The Boston City Council last week approved a resolution that calls on the city to change the name of Faneuil Hall because Peter Fanueil was a slave owner.

The measure does not force the Wu administration to do anything, but calls on her to establish a commission or other process to come up with another name for the city-owned historic building - and the mall behind it.

Councillor Tania Fernandes Anderson, who proposed the resolution, said it was long past time for the city to reject the name of a man who enslaved and tortured Blacks. 

The District 7 incumbent councillor rejected the argument this would ignore a part of Boston history. She said the city could put up a plaque or a kiosk explaining the building’s history, “without celebrating a rapist or a white supremacist or a slave owner or, you know, someone who was killing Black people and torturing Black people and purchasing and kidnapping Black people and supporting payments for a ship to enslave Black people.”

She said that even aside from the systemic racism she said Black in Boston continue to experience, “symbols are important” and that too often, they simply tell white people, even “victims of violence in European countries,” that they are welcome in Boston, that “they can be here and be free and then accomplish here,” in a way that Black people simply are not told.

She said the building and marketplace’s new name would be best left to whatever commission the city sets up, but she suggested either renaming it after a person who fought for freedom, such as Crispus Attucks or Frederick Douglass or after an ideal, such as Liberty or Freedom.

City councillors Frank Baker, Ed Flynn and Michael Flaherty voted against the resolution. Councillor Erin Murphy, who votes with those councilors on divisive issues, broke with them and voted for the measure. Also voting for it: Councillors Arroyo, Breadon, Coletta, Durkan, Fernandes Anderson, Lara, Louijeune, Mejia and Worrell. 

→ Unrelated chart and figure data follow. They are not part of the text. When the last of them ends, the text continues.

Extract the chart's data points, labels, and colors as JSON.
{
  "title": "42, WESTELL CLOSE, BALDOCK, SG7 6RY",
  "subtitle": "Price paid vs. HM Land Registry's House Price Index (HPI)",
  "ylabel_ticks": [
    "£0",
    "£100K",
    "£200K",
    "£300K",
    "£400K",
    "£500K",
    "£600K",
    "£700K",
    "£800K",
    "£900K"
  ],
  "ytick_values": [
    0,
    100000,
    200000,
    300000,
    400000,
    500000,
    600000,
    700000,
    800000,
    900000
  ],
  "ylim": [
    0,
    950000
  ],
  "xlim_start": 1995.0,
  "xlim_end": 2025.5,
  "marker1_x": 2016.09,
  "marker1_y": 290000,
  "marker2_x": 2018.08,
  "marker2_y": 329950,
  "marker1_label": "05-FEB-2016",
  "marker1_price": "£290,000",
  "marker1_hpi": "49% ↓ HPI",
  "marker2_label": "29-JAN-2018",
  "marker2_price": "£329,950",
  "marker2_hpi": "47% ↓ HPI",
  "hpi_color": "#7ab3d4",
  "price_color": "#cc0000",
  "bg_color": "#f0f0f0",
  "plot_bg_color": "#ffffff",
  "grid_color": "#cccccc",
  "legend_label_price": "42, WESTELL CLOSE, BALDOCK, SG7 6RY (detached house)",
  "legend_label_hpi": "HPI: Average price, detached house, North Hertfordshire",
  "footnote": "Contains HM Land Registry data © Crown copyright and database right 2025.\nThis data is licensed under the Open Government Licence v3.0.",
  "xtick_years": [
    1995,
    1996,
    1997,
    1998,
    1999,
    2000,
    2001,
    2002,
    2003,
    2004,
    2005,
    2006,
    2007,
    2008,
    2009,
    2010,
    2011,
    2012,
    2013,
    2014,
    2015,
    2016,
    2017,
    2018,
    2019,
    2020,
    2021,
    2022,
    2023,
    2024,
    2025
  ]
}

Baker said that while he could disagree with some of what Fernandes Anderson said, he was not necessarily opposed to the idea, but rather that the resolution was simply too vague. For example, it left out the issue of naming - and deserved the sort of detailed discussion that could only happen in a council committee session, where frank and open exchanges are encouraged. Flynn and Flaherty did not discuss their reasons for voting no.

Arroyo said he would like to go even further than downtown, that it’s equally past time to rename Maverick Square and Maverick station on the Blue Line because Samuel Maverick was as reprehensible as Faneuil.